戸惑う青年 ⑤

 クロが眠りやすいように、音魔法を家全体に流すことにした。

 とはいってもずっと私が音を鳴らし続けるわけにもいかない、というわけでずっと奥にしまい込みっぱなしにしていたオルゴールを取り出した。






 水色の箱にいくつもの貝殻模様が刻まれ、白いワンピースをした乙女のイラストが中心部に描かれている。

 ――美しい乙女。特別な乙女。

 そう信じられている少女の絵。






 このオルゴール、もう取り出すことはないだろうと思っていたのだけどなぁ、と思いながらもオルゴールにかぶっていた埃を取り除く。

 このオルゴール、『救国の乙女』だとして王都に連れられてきたときに出来た婚約者がくれたものである。






 当時は私も夢見る少女で、自分が『救国の乙女』としてこの国のために力になるんだ。そして婚約者とずっと一緒にいて、幸せになるのだと夢見ていた。
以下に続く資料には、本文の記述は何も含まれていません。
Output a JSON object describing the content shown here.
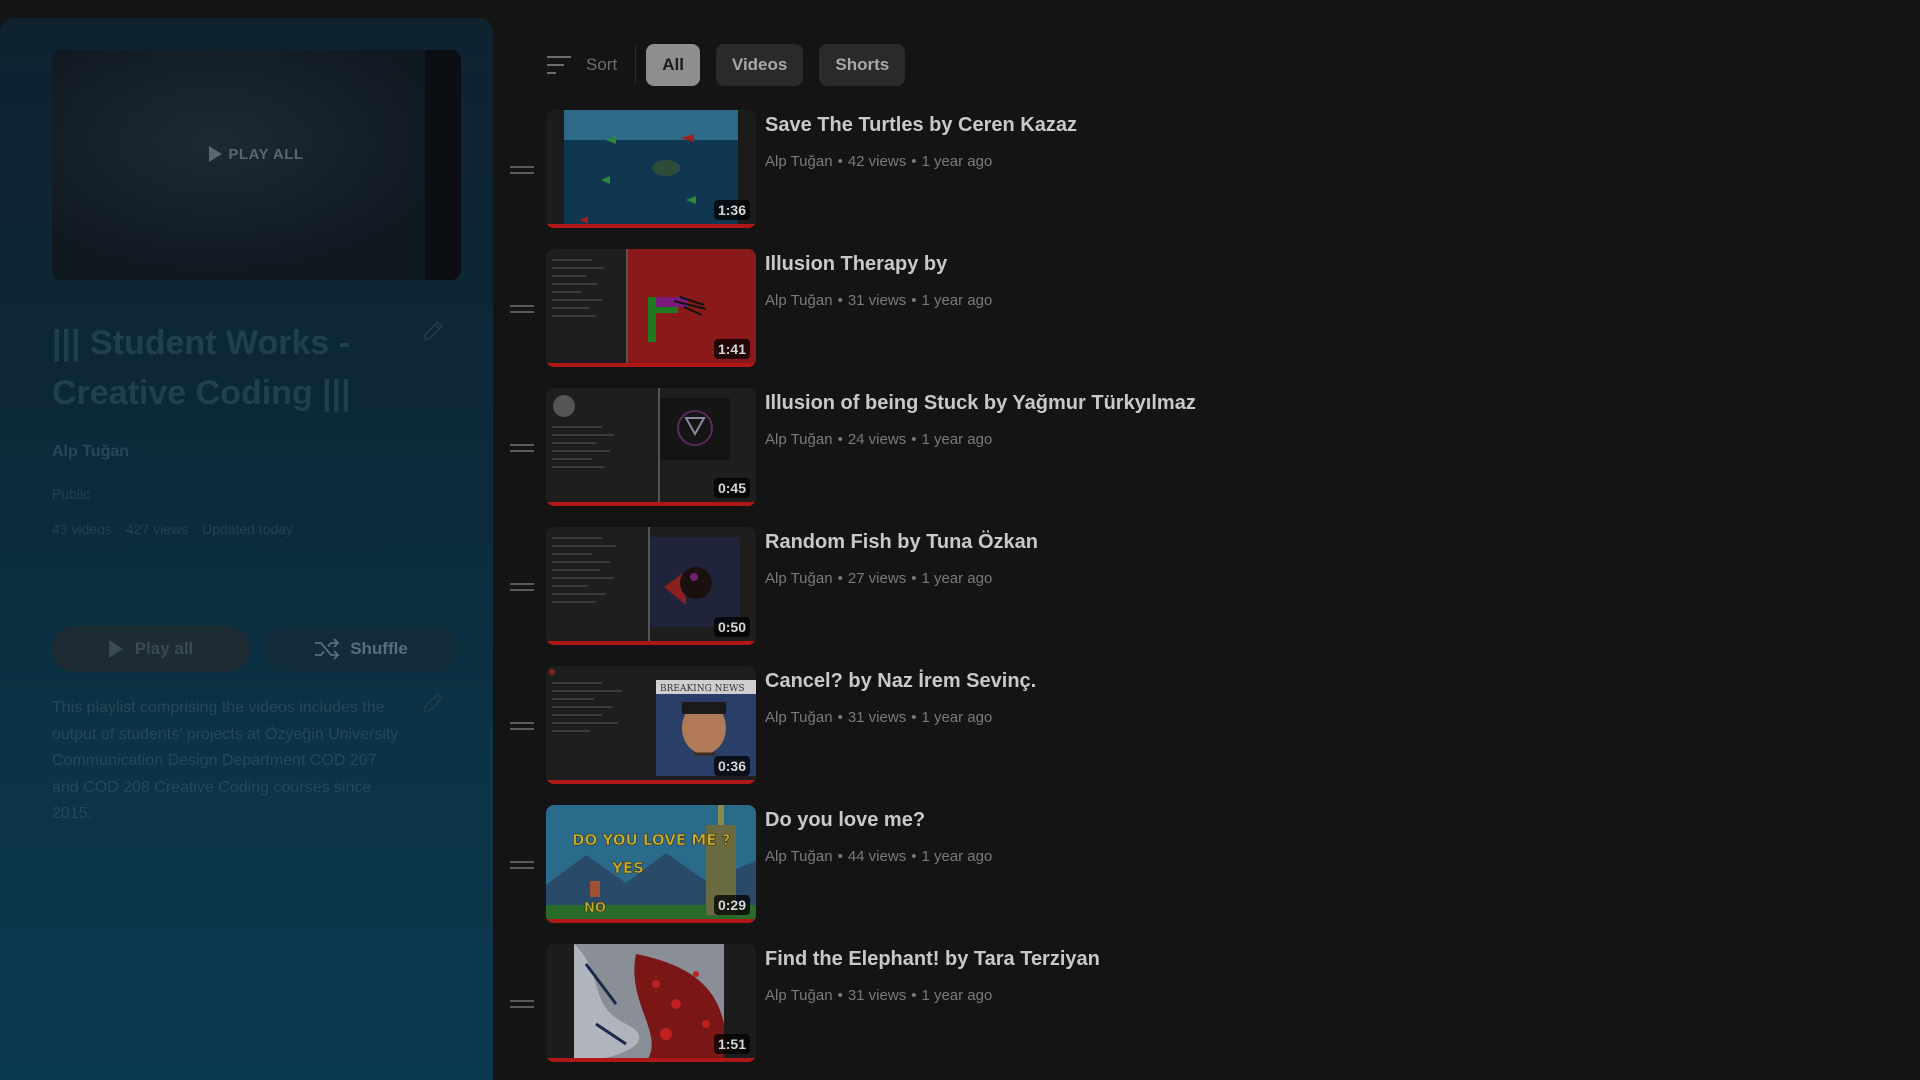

 思えば婚約者との仲は悪かったわけではなかった。表面上は優しくしていて、実は内面では私を嫌っていたということがあったかもしれないが、少なくとも表面上はとても仲よくしていたと思う。

 ……私がちゃんと預言通りに『救国の乙女』になっていたのならば、そのまま結婚していたことだろう。今では考えられない未来だ。








 そのオルゴールを取り出して、クロのために音楽を鳴らす。

 心を落ち着かせる効果のある音魔法の込められたオルゴール。




 ……私は他に音魔法の込められた音を鳴らすものを持ち合わせていないのだ。








「……オルゴール?」

「ええ。気持ちを落ち着かせるオルゴールなの。私はこのオルゴールの音が好きで、よくかけているのよ」






 本当はずっとしまいっぱなしにしていたオルゴールだけど、クロのためにかけるなんて言ったらクロは遠慮しそうだったからそんな風に言った。
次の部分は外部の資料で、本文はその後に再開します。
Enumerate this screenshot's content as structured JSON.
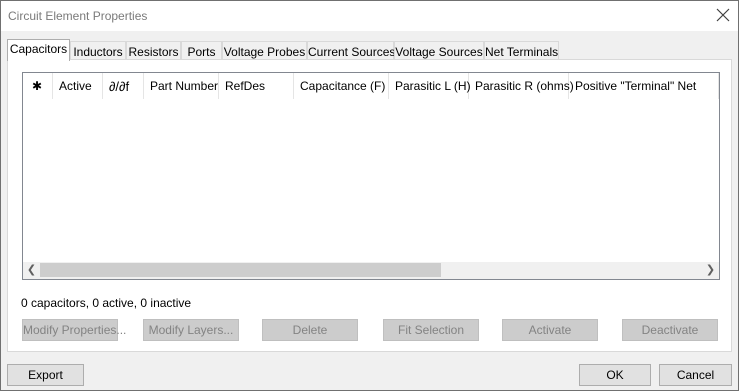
{
  "window": {
    "title": "Circuit Element Properties"
  },
  "tabs": [
    {
      "label": "Capacitors",
      "active": true
    },
    {
      "label": "Inductors"
    },
    {
      "label": "Resistors"
    },
    {
      "label": "Ports"
    },
    {
      "label": "Voltage Probes"
    },
    {
      "label": "Current Sources"
    },
    {
      "label": "Voltage Sources"
    },
    {
      "label": "Net Terminals"
    }
  ],
  "grid": {
    "columns": [
      {
        "label": "✱"
      },
      {
        "label": "Active"
      },
      {
        "label": "∂/∂f"
      },
      {
        "label": "Part Number"
      },
      {
        "label": "RefDes"
      },
      {
        "label": "Capacitance (F)"
      },
      {
        "label": "Parasitic L (H)"
      },
      {
        "label": "Parasitic R (ohms)"
      },
      {
        "label": "Positive \"Terminal\" Net"
      }
    ],
    "rows": []
  },
  "summary": "0 capacitors, 0 active, 0 inactive",
  "actions": {
    "modify_properties": "Modify Properties...",
    "modify_layers": "Modify Layers...",
    "delete": "Delete",
    "fit_selection": "Fit Selection",
    "activate": "Activate",
    "deactivate": "Deactivate"
  },
  "footer": {
    "export": "Export",
    "ok": "OK",
    "cancel": "Cancel"
  },
  "icons": {
    "close": "close-icon",
    "scroll_left": "chevron-left-icon",
    "scroll_right": "chevron-right-icon"
  }
}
 この優しい音色を聞いて、クロが穏やかな気持ちになれたらいいとそんな風に思ってならない。








「良い音だな」

「でしょう? ふふ、クロが気に入ってくれて嬉しいわ」








 もしかしたら『魔王』の側近と言われて大変な目に遭ってきて、音楽をゆっくり聞く暇もなかったのかもしれない。

 私がハーブで音魔法を行使した時はクロは眠っていたし。








 音楽を聞いて少しだけ心穏やかになったのか、クロの表情が柔らかい。

 それだけで私は何だか心から嬉しくなった。








 オルゴールの音を流しながら、クロに待っていてもらう。








 私はその間に先ほどとってきた猪の魔物で料理を作ることにした。








 魔法を使って下処理をしていく。魔法や魔法具がなければもっと時間がかかる工程だけど、幸いにも私は魔法が使えるし、便利な魔法具があるからあまり時間をかけずに終わることが出来る。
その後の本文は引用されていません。